Vue ta joie, je ne pense pas que ce soit ta famille. Elliot m'en a touché deux mots. Il y a plus que ça ?
Euh, oui… Un ami.
Ouais, ouais. On me l'a fait pas à moi ! rigola-t-elle, puis elle dit sur un ton suggestif, ton petit ami, je présume ?
Non ! m'empressai-je de répondre, ayant malgré moi insuffler un peu de colère, mais Hearly ne le perçut pas. On n'en est pas encore là.
C'est bien, ça ! Je t'envie en un sens.
Pourquoi ? m'étonnai-je. Ca se passe bien avec Elliot, non ? »
Aussitôt, le visage d'Hearly se referma. Nous étions déjà dehors – fichu froid, grr ! – sur le parking. Je me pinçai les lèvres. Je me dépêchai alors de lui présenter mes excuses ; je l'avais blessée, cependant que ma curiosité me brûlait les lèvres. J'étais déjà avide d'en savoir plus, sans savoir pourquoi néanmoins.
« Ne t'inquiètes pas. Je suis sûre que ça s'arrangera. »
Je la raccompagnai à sa voiture. Entre temps, elle laissa juste échapper, d'une voix morne, qu'ils n'avaient pas rompus. Au temps pour moi ! Cela m'ôtait un poids de ma conscience – j'étais consciente que je plaisais un peu (pas mal ?) à Elliot. Ca me peinait plus qu'autre chose. Je soupirai dans le flot de mes pensées.

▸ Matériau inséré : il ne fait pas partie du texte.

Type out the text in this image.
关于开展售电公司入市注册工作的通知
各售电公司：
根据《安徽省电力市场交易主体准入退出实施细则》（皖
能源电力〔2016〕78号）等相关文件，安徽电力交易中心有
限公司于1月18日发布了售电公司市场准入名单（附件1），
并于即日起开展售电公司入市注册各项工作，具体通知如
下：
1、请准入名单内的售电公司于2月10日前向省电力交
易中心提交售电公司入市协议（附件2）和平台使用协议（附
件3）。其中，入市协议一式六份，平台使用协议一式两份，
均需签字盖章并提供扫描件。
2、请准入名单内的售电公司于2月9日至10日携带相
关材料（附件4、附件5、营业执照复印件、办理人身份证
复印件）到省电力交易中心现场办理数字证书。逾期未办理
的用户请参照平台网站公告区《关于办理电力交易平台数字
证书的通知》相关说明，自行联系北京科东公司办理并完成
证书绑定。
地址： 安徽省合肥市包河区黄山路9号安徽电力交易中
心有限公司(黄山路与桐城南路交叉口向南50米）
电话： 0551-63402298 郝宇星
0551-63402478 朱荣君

Une fois dans la voiture, je balayai ces petits problèmes humains. J'aurais tout le temps de m'y plonger et de les résoudre à ma manière la semaine prochaine.
Je reposai alors ma tête sur le volant, et me tourmentai encore l'esprit quelques instants. Un sacré week-end se profilait à l'horizon. Je ne pus m'empêcher d'offrir un rictus au soleil déjà couchant.